Eight glass sculptures in the Herodian Second Temple catacombs under the Old City of Jerusalem.
Internationally renowned glass artist Jeremy Langford has just completed a four year commission creating one of the most exciting Art projects ever. Eight huge monolithic glass sculptures at Judaism’s holiest site-The Kotel-The Western (sometimes known as the Wailing) Wall.
The Artwork is being created at the holiest site to Judaism, right next the third most holy site of Islam (after Mecca and Medina) and close-by to many of the holiest sites to Christianity. Because of the biblical prohibition on graven images and the religious sensitivity of the site it was decided to create these sculptures in a modern non-figurative design style. Thus came about an incredible polarity of form, a dichotomy of time lines, a juxtaposition of ancient architecture and 21st century art.

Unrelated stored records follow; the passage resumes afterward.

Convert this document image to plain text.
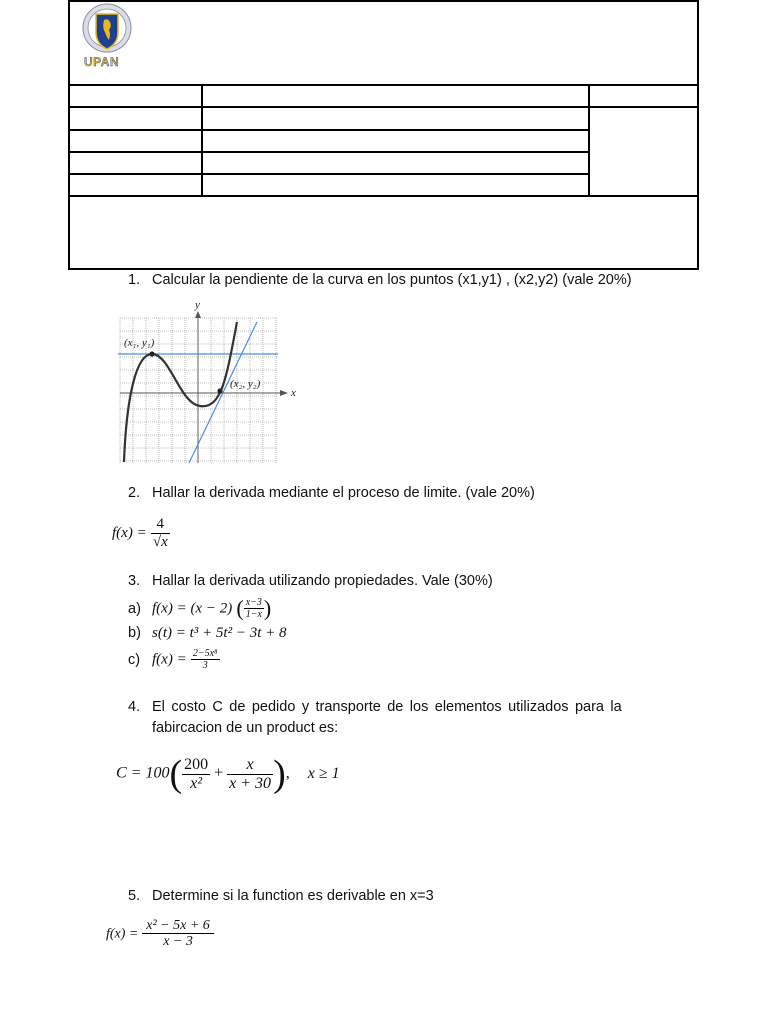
UPAN
1. Calcular la pendiente de la curva en los puntos (x1,y1) , (x2,y2) (vale 20%)
(x₁, y₁)
(x₂, y₂)
x
y
2. Hallar la derivada mediante el proceso de limite. (vale 20%)
$f(x) = \frac{4}{√x}$
3. Hallar la derivada utilizando propiedades. Vale (30%)
a) f(x) = (x − 2) ( $\frac{x-3}{1-x}$ )
b) s(t) = t³ + 5t² − 3t + 8
c) $f(x) = \frac{\text{2−5x⁸}}{3}$
4. El costo C de pedido y transporte de los elementos utilizados para la
fabircacion de un product es:
$C = 100( \frac{200}{\text{x²}} + \frac{x}{x + 30}$ ), x ≥ 1
5. Determine si la function es derivable en x=3
$f(x) = \frac{\text{x² − 5x + 6}}{x - 3}$
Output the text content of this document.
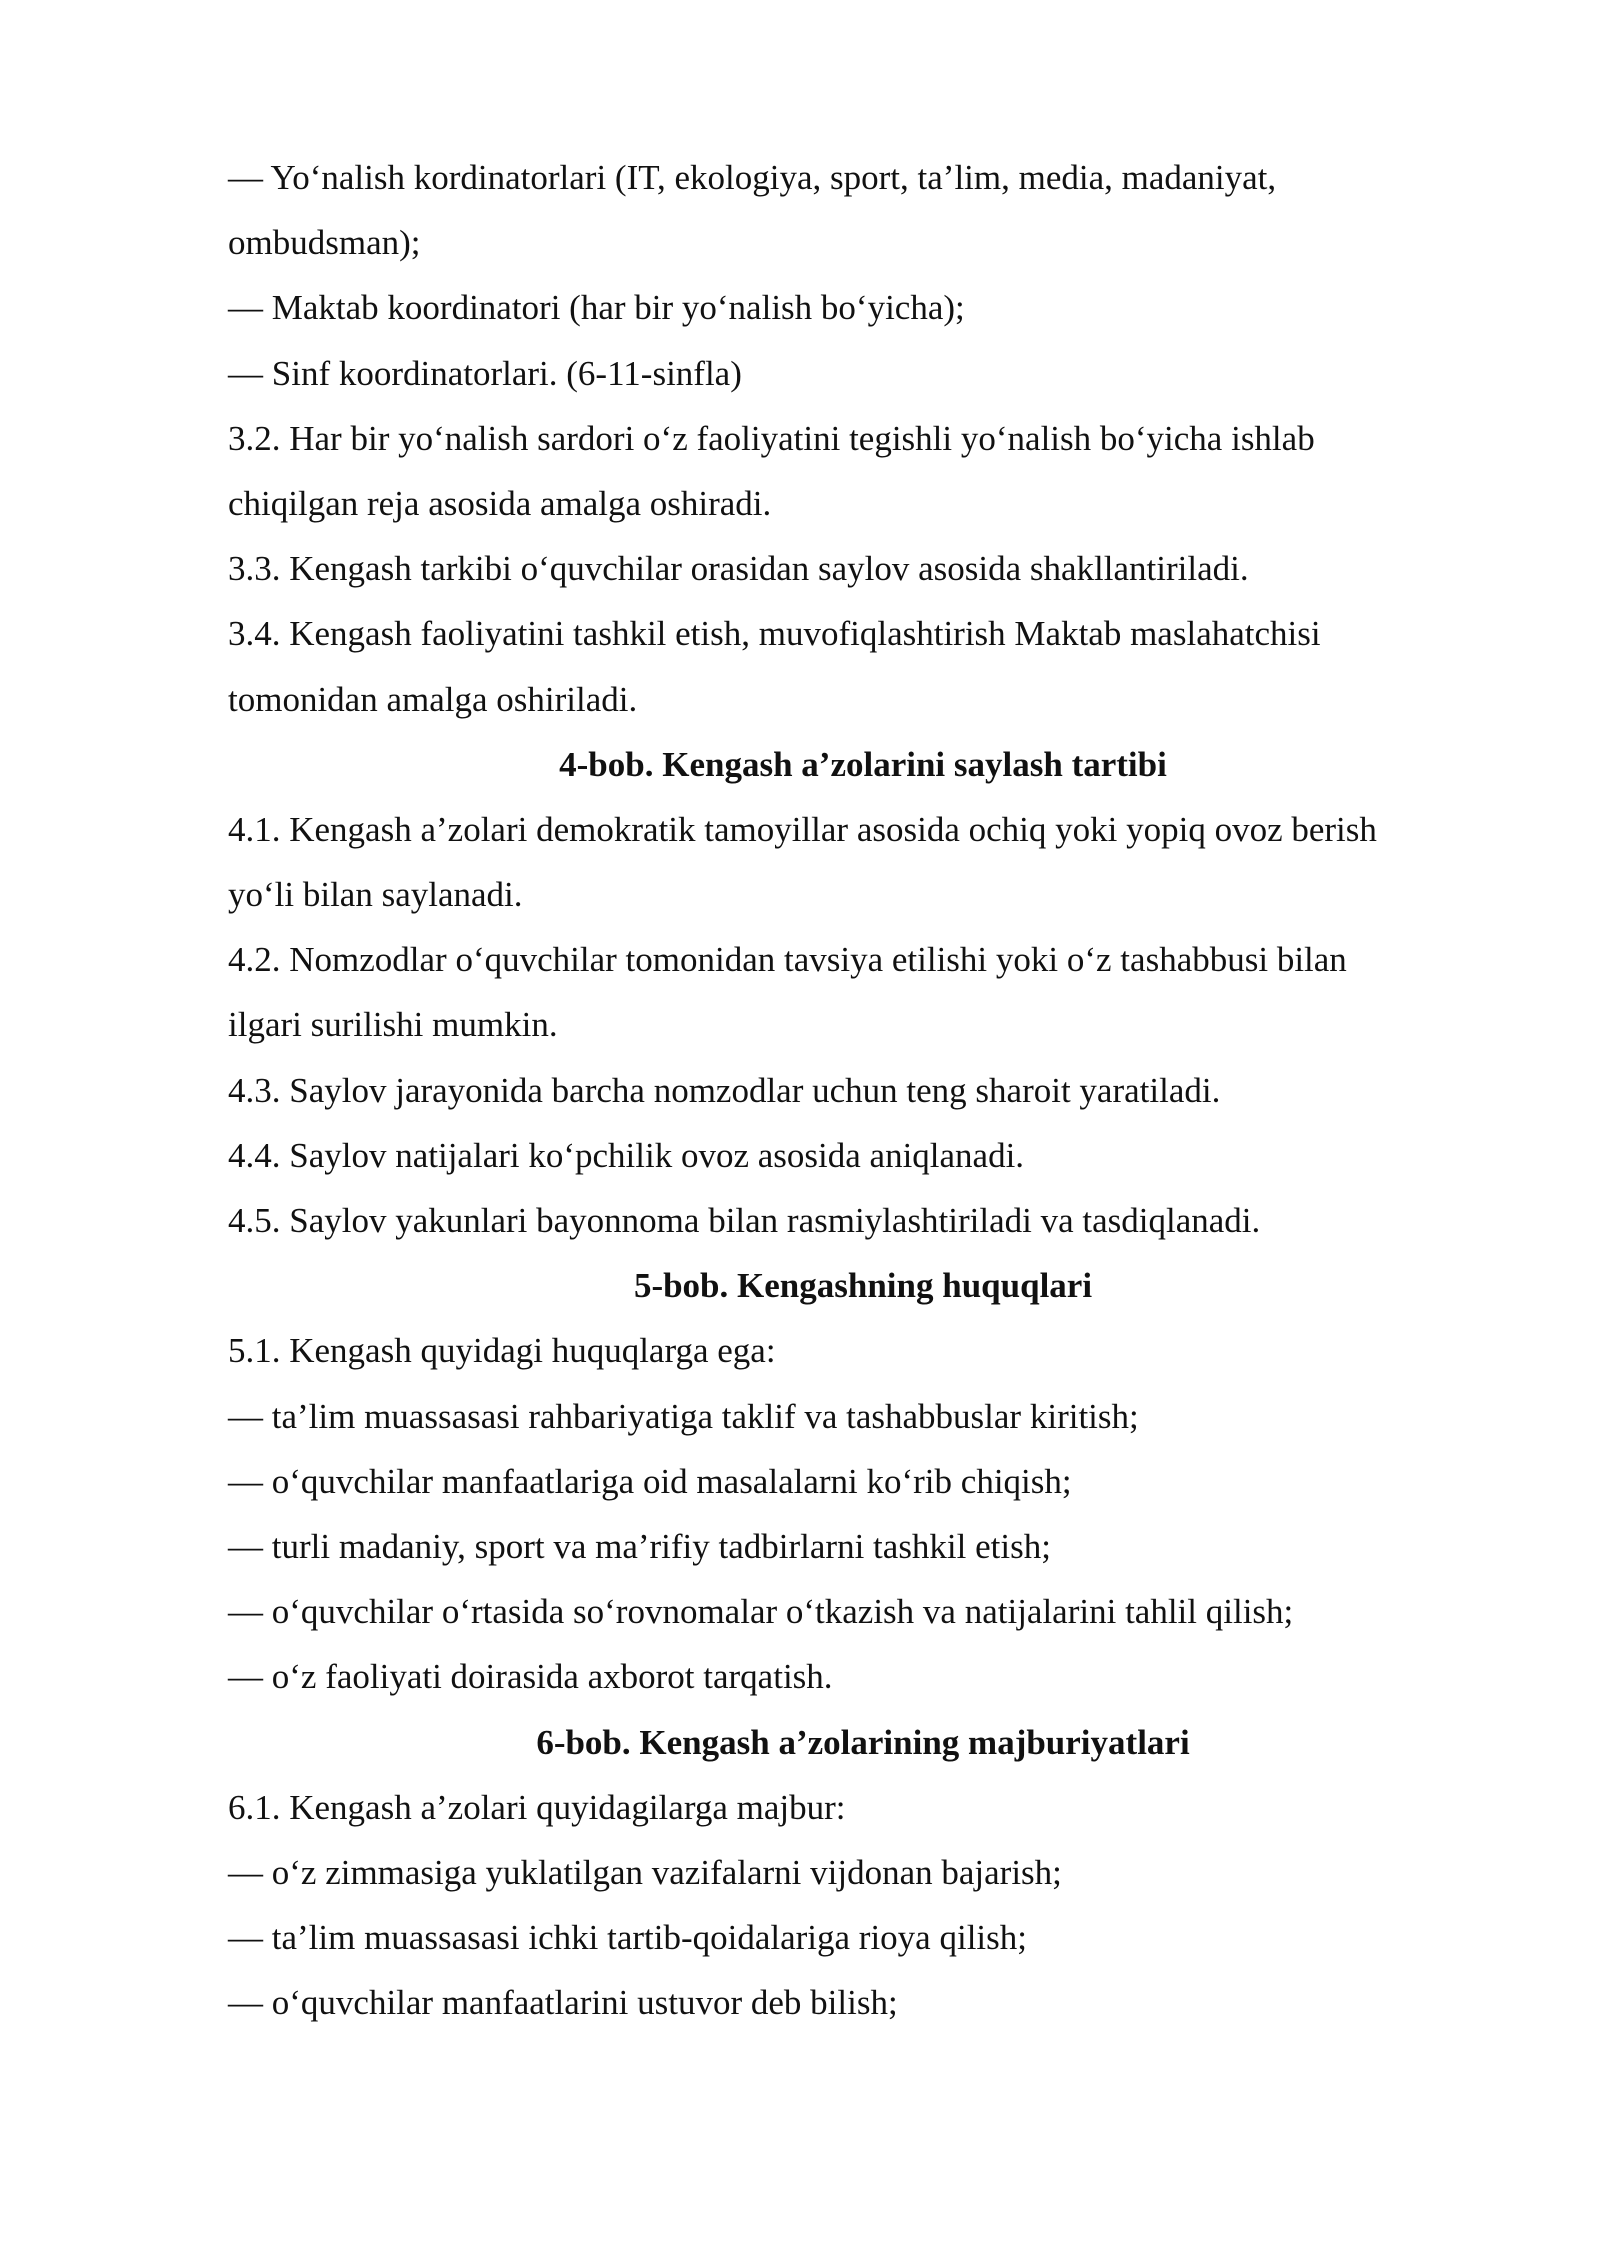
— Yoʻnalish kordinatorlari (IT, ekologiya, sport, ta’lim, media, madaniyat,
ombudsman);
— Maktab koordinatori (har bir yoʻnalish boʻyicha);
— Sinf koordinatorlari. (6-11-sinfla)
3.2. Har bir yoʻnalish sardori oʻz faoliyatini tegishli yoʻnalish boʻyicha ishlab
chiqilgan reja asosida amalga oshiradi.
3.3. Kengash tarkibi oʻquvchilar orasidan saylov asosida shakllantiriladi.
3.4. Kengash faoliyatini tashkil etish, muvofiqlashtirish Maktab maslahatchisi
tomonidan amalga oshiriladi.
4-bob. Kengash a’zolarini saylash tartibi
4.1. Kengash a’zolari demokratik tamoyillar asosida ochiq yoki yopiq ovoz berish
yoʻli bilan saylanadi.
4.2. Nomzodlar oʻquvchilar tomonidan tavsiya etilishi yoki oʻz tashabbusi bilan
ilgari surilishi mumkin.
4.3. Saylov jarayonida barcha nomzodlar uchun teng sharoit yaratiladi.
4.4. Saylov natijalari koʻpchilik ovoz asosida aniqlanadi.
4.5. Saylov yakunlari bayonnoma bilan rasmiylashtiriladi va tasdiqlanadi.
5-bob. Kengashning huquqlari
5.1. Kengash quyidagi huquqlarga ega:
— ta’lim muassasasi rahbariyatiga taklif va tashabbuslar kiritish;
— oʻquvchilar manfaatlariga oid masalalarni koʻrib chiqish;
— turli madaniy, sport va ma’rifiy tadbirlarni tashkil etish;
— oʻquvchilar oʻrtasida soʻrovnomalar oʻtkazish va natijalarini tahlil qilish;
— oʻz faoliyati doirasida axborot tarqatish.
6-bob. Kengash a’zolarining majburiyatlari
6.1. Kengash a’zolari quyidagilarga majbur:
— oʻz zimmasiga yuklatilgan vazifalarni vijdonan bajarish;
— ta’lim muassasasi ichki tartib-qoidalariga rioya qilish;
— oʻquvchilar manfaatlarini ustuvor deb bilish;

A huge amount of history is buried underground in Jerusalem, simply waiting intact and in good condition, to be rediscovered and be part of the 21st Century. Over the last 35 years extensive excavations have been carried out in various parts of the Old City of Jerusalem. Many fascinating finds have been discovered but undoubtedly the most outstanding of them are the excavations into the Herodian second temple period by the Western Wall.
This site has been dug extensively and some amazingly well preserved findings have emerged, including whole intact buildings from over the last 2000 years and ruins dating back to the Temple of Solomon. The sculptures are being created as the main exhibit in a visitor’s center of the Western Wall Second Temple Tunnels project. The sculptures are designed to represent different scenes from the Biblical Narrative from the early period of the Patriarchs through different biblical scenes up until the return of the Jews to Israel today.
The sculptures are constructed from tens of thousands of pieces of specially treated float glass, range in size from 160 cm to this largest-a free form sculpted column of over 9 meters height. The combined weight of glass used in the artwork is almost 150 tons. The first room sets the tone with basic carved glass columns. The column was chosen as the symbol of the Jewish people.
The columns then go through a process of building, destruction and rebuilding through to the final long memorial wall to the fallen soldiers of Jerusalem that leads out to the Western Wall. All the columns are engraved with Hebrew lettering-names of individuals from each historic period from Early Biblical times through the different time frames up to the present day.
One of the techniques used is the cold glass method of stacked glass, because of its powerful aesthetic expression as well as the inherent symbolism of the layers upon layers of glass representing the layers of civilization and cultures inherent in the site.
Jeremy Langford is an internationally recognized British glass artist and sculptor now living in Israel. He is recognized as the leading glass artist in Israel today. He is a master glass artist working in over thirty different techniques. He creates superbly designed glass sculpture and stained glass for architectural settings and is commissioned to create fine art pieces for private collections and museums around the world.
His specialty is working in glass sculpture on a monumental scale. His philosophy is to strive for perfection in design and quality and to ‘stretch the limits’ in terms of technique and design. His unique approach to art glasswork has earned him commissions for prestigious public and residential buildings, synagogues and a wide range of VIP’s and celebrities. Jeremy has a very deep relationship with glass.
Having studied the Kabbalah for over 25 years he feels an intrinsic correlation between his mystical discipline and the medium of his choice “I find it a very spiritual medium,” he states.
“The production of glass requires a process of heat and pressure until sand is transformed into one of the most beautiful and versatile materials known to man. I am an innate optimistic who believes in the potential good of humanity. For me this is what this exhibition is all about; anything is possible in life with dedication and determination. Beyond the basic history of the Jewish People, it is a metaphor for transformation and hope. Never give up, always look to the future, and hold a vision. If this is done, success will invariably follow.”
Therefore, glass is the ideal medium for this exhibit. Its symbolisms are clear and its expression on site is perfect. The translucency of glass allows a powerful expression of the ideas of the sculptures while blending into the ancient architecture and not overpowering it.